Mr Clarke said plans to scrap housing benefits for under-25s was a ‘planned attack on unemployed young people’.

Other plans include scrapping the £70 a week dole money for those who refuse to try hard to find work and forcing ‘hardcore claimants’ to do community work after two years on the dole.

The Coatbridge, Chryston and Bellshill MP said: “The Prime Minister is completely out of touch with the reality of what young people are experiencing. I have struck up a relationship with Comforti Institute Youth Group in my constituency. As a group of young people they deserve credit for their pro-active approach.

“They are endeavouring to establish what opportunities exist for young people and how more opportunities can be created whether in a working or educational environment.

“The very last thing young people want to do is hang around doing nothing. Incidentally most young people out of work in my constituency still reside with their parents.

“Let me explain why I believe the Prime Minister is absolutely clueless on this subject.

“The facts are that youth unemployment is at a record high with over one million 16-24 year olds unemployed in Britain.

“Here in my constituency of Coatbridge, Chryston and Bellshill there are 940 young people out of work or full-time education.

“Looking at the wider communities of North Lanarkshire the figure of unemployed young people is a staggering 3,705.

“This level of young unemployment is at crisis proportion. There is no simple quick fix solution to youth unemployment.

“Successfully tackling this problem will take time and financial resources and a great deal of co-ordinated partnership working.

“All the research on youth unemployment demonstrates the scarring impact that long periods of unemployment can have on young people’s future lives. “It is also important to draw on the evidence of what works in terms of supporting young people who are struggling to find employment.”
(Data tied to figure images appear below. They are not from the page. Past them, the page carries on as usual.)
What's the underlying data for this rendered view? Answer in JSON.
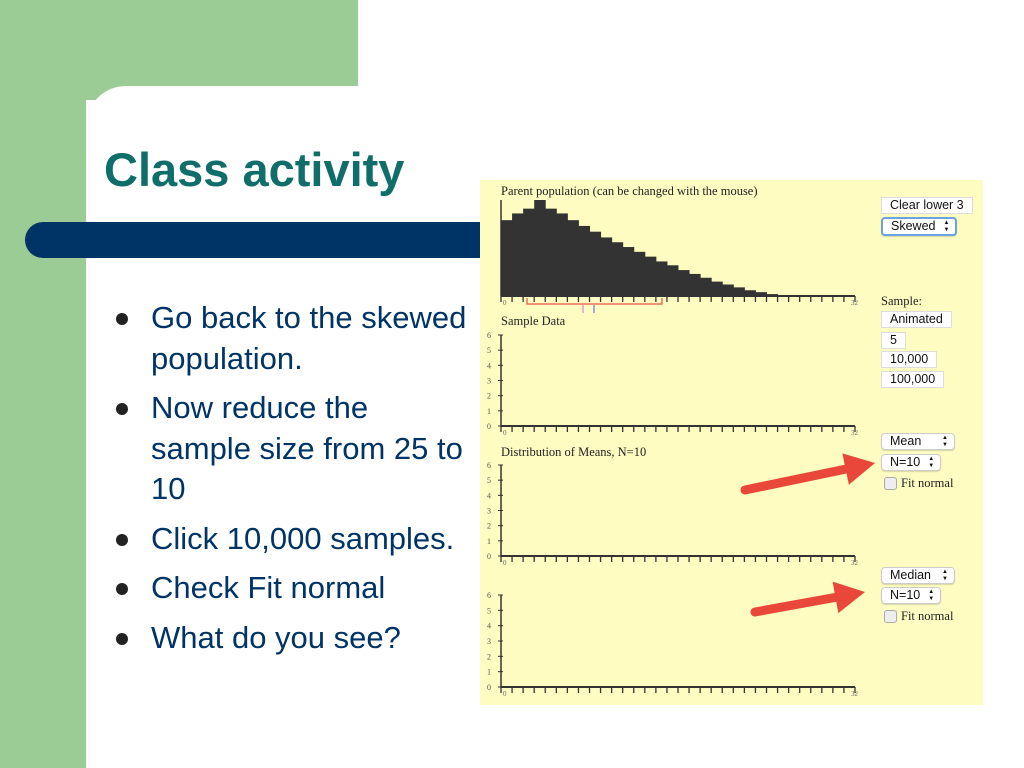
{
  "slide": {
    "title": "Class activity",
    "bullets": [
      "Go back to the skewed population.",
      "Now reduce the sample size from 25 to 10",
      "Click 10,000 samples.",
      "Check Fit normal",
      "What do you see?"
    ],
    "colors": {
      "green": "#9ccc95",
      "navy": "#003366",
      "title": "#0f6e6a",
      "panel": "#fefcc0",
      "arrow": "#e8473a"
    }
  },
  "applet": {
    "parent_title": "Parent population (can be changed with the mouse)",
    "sample_title": "Sample Data",
    "means_title": "Distribution of Means, N=10",
    "buttons": {
      "clear_lower": "Clear lower 3",
      "population": "Skewed",
      "sample_label": "Sample:",
      "animated": "Animated",
      "five": "5",
      "ten_thousand": "10,000",
      "hundred_thousand": "100,000",
      "stat1": "Mean",
      "n1": "N=10",
      "fit1": "Fit normal",
      "stat2": "Median",
      "n2": "N=10",
      "fit2": "Fit normal"
    }
  },
  "chart_data": [
    {
      "type": "bar",
      "title": "Parent population (can be changed with the mouse)",
      "xlim": [
        0,
        32
      ],
      "x_tick_labels": [
        "0",
        "32"
      ],
      "values": [
        79,
        86,
        91,
        100,
        91,
        86,
        79,
        73,
        67,
        61,
        56,
        51,
        46,
        41,
        36,
        32,
        27,
        23,
        19,
        15,
        12,
        9,
        6,
        4,
        2,
        1,
        0,
        0,
        0,
        0,
        0,
        0
      ]
    },
    {
      "type": "bar",
      "title": "Sample Data",
      "xlim": [
        0,
        32
      ],
      "ylim": [
        0,
        6
      ],
      "y_ticks": [
        "0",
        "1",
        "2",
        "3",
        "4",
        "5",
        "6"
      ],
      "x_tick_labels": [
        "0",
        "32"
      ],
      "values": []
    },
    {
      "type": "bar",
      "title": "Distribution of Means, N=10",
      "xlim": [
        0,
        32
      ],
      "ylim": [
        0,
        6
      ],
      "y_ticks": [
        "0",
        "1",
        "2",
        "3",
        "4",
        "5",
        "6"
      ],
      "x_tick_labels": [
        "0",
        "32"
      ],
      "values": []
    },
    {
      "type": "bar",
      "title": "",
      "xlim": [
        0,
        32
      ],
      "ylim": [
        0,
        6
      ],
      "y_ticks": [
        "0",
        "1",
        "2",
        "3",
        "4",
        "5",
        "6"
      ],
      "x_tick_labels": [
        "0",
        "32"
      ],
      "values": []
    }
  ]
}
He added: “Because of the rising unemployed among young people I am currently working with Conforti Institute Youth Group.

“In recent weeks I have contacted various public agencies to establish what policies and practical solutions are already in place that can actually help young people.

“Moreover I also want to learn of their impending plans to tackle the scourge of youth unemployment.

“We don’t need a stick to beat young people; after all, it is not their fault that youth unemployment is so high.

“We don’t need a weekend headline of the Prime Minister sounding hawkish about slashing benefits of young people who are unemployed. “All of which is designed to arrest the decline in his personal popularity. What we need is a mature approach towards finding solutions.

“We need all our public agencies and the private sector to work together to create real and lasting opportunities so that young people can take their rightful place in employment and contribute positively to the economy.

“That is what young people want too.”